Cabo Verde, en cuerpo y calma
Margarida, la barquita azul, regresaba de alta mar hacia el embarcadero como cualquier otra barquita con la vela arriada, el motorcito en marcha y el patrón, con camisa negra y sombrero de paja, al timón. Y dentro, el marinero muerto del que se iba a hablar durante algunos días. Era la tarde del 11 de julio y soplaba un poco de brisa en la terraza del bar Preguiça, cuatro o cinco mesitas bajo un palio de caña. Por el rabillo del ojo, a la derecha, también podía ver tinglados y almacenes portuarios y la aduana marítima, unas naves de madera abrasada por el sol, construidas en tiempos coloniales, a las que desde 1975 no se le ha dado ni una mano de pintura, y delante el malecón y el mar azul.

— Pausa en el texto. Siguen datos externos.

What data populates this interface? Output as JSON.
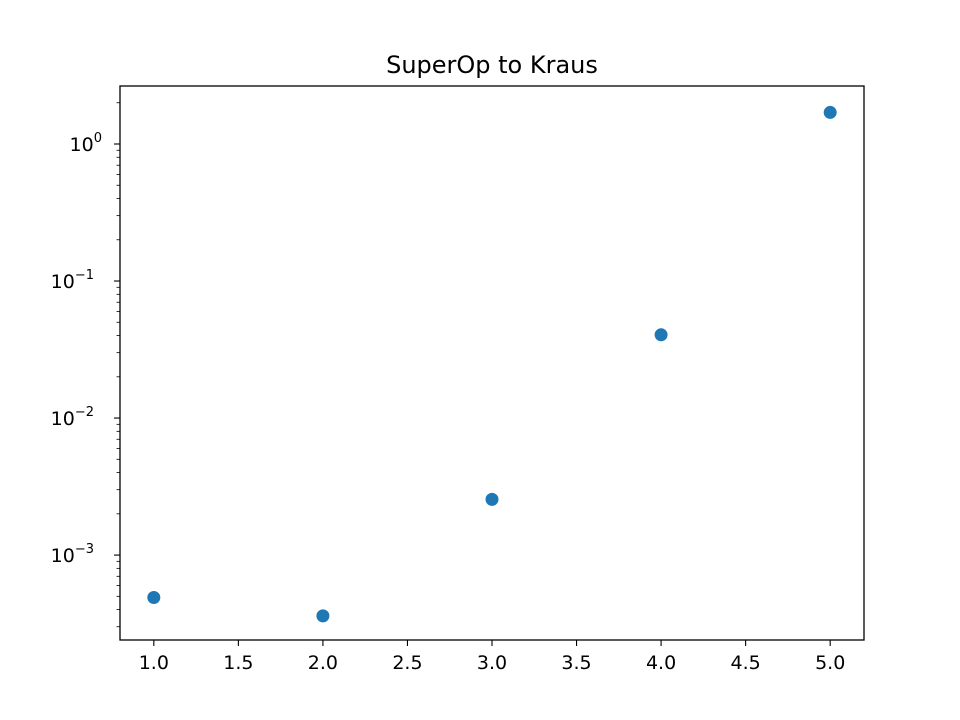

En el bar Preguiça siempre encontrabas mesa libre: para los blancos era demasiado simple y para los negros demasiado caro, y además el camarero, Jauino, era lacónico, bastante displicente y adusto, quizá le caían mal los clientes blancos.
"Durante tres siglos y medio las islas fueron base del comercio de esclavos global y luego, etapa en los viajes trasatlánticos"
"En la isla de Boa Vista, a diferencia de en California, no se ve ni un solo surfista, ni a un Beach Boy, ni siquiera a una vigilante de la playa"
"Esa noche había dos músicos jóvenes, uno tocando un piano mecánico, y otro una guitarra y una 'cavaquinha'. Cantaban con voz suave"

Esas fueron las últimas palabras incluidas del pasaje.